FINRA’s predecessor NASD issued Interpretative Material 2110-7 NASD. which prohibited firms from interfering with the transfer of customer accounts in employment dispute situations.  The notice advised that, even where a registered representative may have an employment contract that restricts them from taking firm records with them when they resign or that restricts them from soliciting their firm’s customers for business, those clients are free to choose to decide to follow the representative and transfer their securities accounts to the rep’s new firm. 
 
Specifically, NASD determined that it is a violation of just and equitable principles of trade for member firms interfere with a customer's account transfer—including seeking a temporary restraining order from a court to prevent the customer from transferring the account. 
 
If you have a non-solicit in your employment (or independent contractor) agreement, NASD IM 2110-7 isn’t a “get out of jail free” card.

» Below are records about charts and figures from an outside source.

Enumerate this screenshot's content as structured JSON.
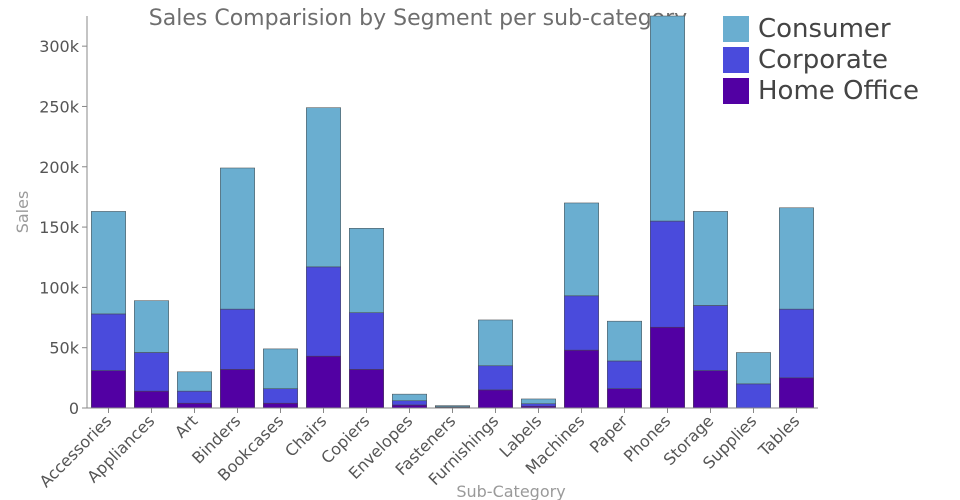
{
  "chart_data": {
    "type": "bar",
    "stacked": true,
    "title": "Sales Comparision by Segment per sub-category",
    "xlabel": "Sub-Category",
    "ylabel": "Sales",
    "ylim": [
      0,
      325000
    ],
    "yticks": [
      0,
      50000,
      100000,
      150000,
      200000,
      250000,
      300000
    ],
    "ytick_labels": [
      "0",
      "50k",
      "100k",
      "150k",
      "200k",
      "250k",
      "300k"
    ],
    "grid": false,
    "legend_position": "top-right",
    "categories": [
      "Accessories",
      "Appliances",
      "Art",
      "Binders",
      "Bookcases",
      "Chairs",
      "Copiers",
      "Envelopes",
      "Fasteners",
      "Furnishings",
      "Labels",
      "Machines",
      "Paper",
      "Phones",
      "Storage",
      "Supplies",
      "Tables"
    ],
    "series": [
      {
        "name": "Home Office",
        "color": "#5200a3",
        "values": [
          31000,
          14000,
          4000,
          32000,
          4000,
          43000,
          32000,
          2500,
          500,
          15000,
          1500,
          48000,
          16000,
          67000,
          31000,
          0,
          25000
        ]
      },
      {
        "name": "Corporate",
        "color": "#4a4bdc",
        "values": [
          47000,
          32000,
          10000,
          50000,
          12000,
          74000,
          47000,
          3500,
          500,
          20000,
          2000,
          45000,
          23000,
          88000,
          54000,
          20000,
          57000
        ]
      },
      {
        "name": "Consumer",
        "color": "#6aaed0",
        "values": [
          85000,
          43000,
          16000,
          117000,
          33000,
          132000,
          70000,
          5500,
          1000,
          38000,
          4000,
          77000,
          33000,
          170000,
          78000,
          26000,
          84000
        ]
      }
    ],
    "legend_order": [
      "Consumer",
      "Corporate",
      "Home Office"
    ]
  }
}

Particularly if you are not leaving a Broker Protocol shop, your firm can still try to enforce restrictive covenants to prevent you from soliciting customers and bring legal action against you if you violate your contract. 
 
However, 2110-07 means that, once your client has advised your old firm that he or she wants to transfer their accounts to follow you, the firm cannot prevent the client from following you or try to interfere with that process once the client has given notice of intent to transfer their account. 
 
Of course, whether you and your new firm may have to negotiate a settlement with your former employer to avoid litigation is another matter.